»Leider noch weit von einem Massenthema entfernt«
Am Wochenende trafen sich in Brüssel Gegner der Verschärfung des europäischen Saatgutrechts.
Ein Gespräch mit Heike Schiebeck
Heike Schiebeck vom Österreichischen Berg- und KleinbäuerInnen-Verband hat am Wochenende an den Europäischen Saatgutaktionstagen in Brüssel teilgenommen. Sie lebt auf einem Hof des europäischen bäuerlichen Netzwerks Longo maï und arbeitet auch im Koordinierungsrat von La Via Campesina
In Brüssel fanden jetzt die »Saatgutaktionstage« statt – worum ging es denn da?
Dieses Treffen ist nur eines von vielen, die weltweit zum 17. April stattfanden, dem Internationalen Aktionstag für Bäuerliche Rechte.
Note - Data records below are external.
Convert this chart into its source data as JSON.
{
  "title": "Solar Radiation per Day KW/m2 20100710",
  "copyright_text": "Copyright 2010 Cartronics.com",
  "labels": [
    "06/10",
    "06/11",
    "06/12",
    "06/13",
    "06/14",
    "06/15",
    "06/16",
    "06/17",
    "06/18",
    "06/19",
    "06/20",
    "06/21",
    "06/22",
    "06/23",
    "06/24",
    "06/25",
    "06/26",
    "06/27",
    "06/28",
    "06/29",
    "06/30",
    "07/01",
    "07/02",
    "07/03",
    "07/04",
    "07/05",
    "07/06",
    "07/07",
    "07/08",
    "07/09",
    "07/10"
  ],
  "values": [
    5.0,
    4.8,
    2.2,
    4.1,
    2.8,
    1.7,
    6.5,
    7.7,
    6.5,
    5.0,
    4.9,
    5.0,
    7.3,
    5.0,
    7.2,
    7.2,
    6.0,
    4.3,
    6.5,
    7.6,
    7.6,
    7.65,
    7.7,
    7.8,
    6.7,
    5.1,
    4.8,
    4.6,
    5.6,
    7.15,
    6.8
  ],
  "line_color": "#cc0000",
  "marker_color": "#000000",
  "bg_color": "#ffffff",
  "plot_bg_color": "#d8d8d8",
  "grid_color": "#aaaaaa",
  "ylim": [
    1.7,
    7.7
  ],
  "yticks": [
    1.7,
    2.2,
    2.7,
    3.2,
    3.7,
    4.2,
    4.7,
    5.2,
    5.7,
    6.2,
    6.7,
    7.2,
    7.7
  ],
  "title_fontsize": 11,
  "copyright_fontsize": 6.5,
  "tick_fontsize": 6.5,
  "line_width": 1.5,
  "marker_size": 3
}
Die für gestern vorgesehene Übergabe von mehr als 50000 Unterschriften gegen eine Verschärfung des europäischen Saatgutrechts an das Europaparlament ist das Ergebnis einer zweijährigen Kampagne – wobei ich die Kampagne selbst für mindestens genauso wichtig halte wie die Übergabe der Unterschriften. In Europa, wo die Zahl der bäuerlichen Wirtschaften kontinuierlich zurückgeht, verwendet nur noch ein Bruchteil der Bäuerinnen und Bauern selbst gewonnenes Saatgut. Mit der geplanten Verschärfung der Saatgutgesetzgebung wird die Erhaltung solch traditioneller Sorten jedoch noch schwieriger werden, als sie es ohnehin schon ist.
Und wie müssen wir uns Ihre Kampagne vorstellen?
Unter anderem hatten wir im vorigen Jahr in Graz ein europäisches Saatguttreffen organisiert, um die Probleme erst einmal sichtbar zu machen. Dabei ist übrigens der Film »Zukunft säen – Vielfalt ernten« entstanden, den es inzwischen in mehreren Sprachen gibt. Das Problem ist leider noch weit von einem Massenthema entfernt. Aber es ist klar, daß nur dann eine Chance besteht, die geplante Gesetzgebung zu beeinflussen, wenn das Thema stärker in der Öffentlichkeit präsent ist.
Warum ist traditionelles, nichtkommerzielles Saatgut besser als das von der Agrarindustrie gelieferte?
Den meisten Menschen ist nicht klar, daß sie sogar dann betroffen sind, wenn sie selbst gar kein Saatgut verwenden. Letztlich geht es um die Ernährungssouveränität, die unmittelbar mit der Erhaltung der genetischen Vielfalt des Saatguts verknüpft ist. Wir erleben zur Zeit mehrere Krisen gleichzeitig – Stichworte: Energie, Klima, Biodiversität. Wir bekommen jetzt die Rechnung für unsere jahrhundertlange Ignoranz.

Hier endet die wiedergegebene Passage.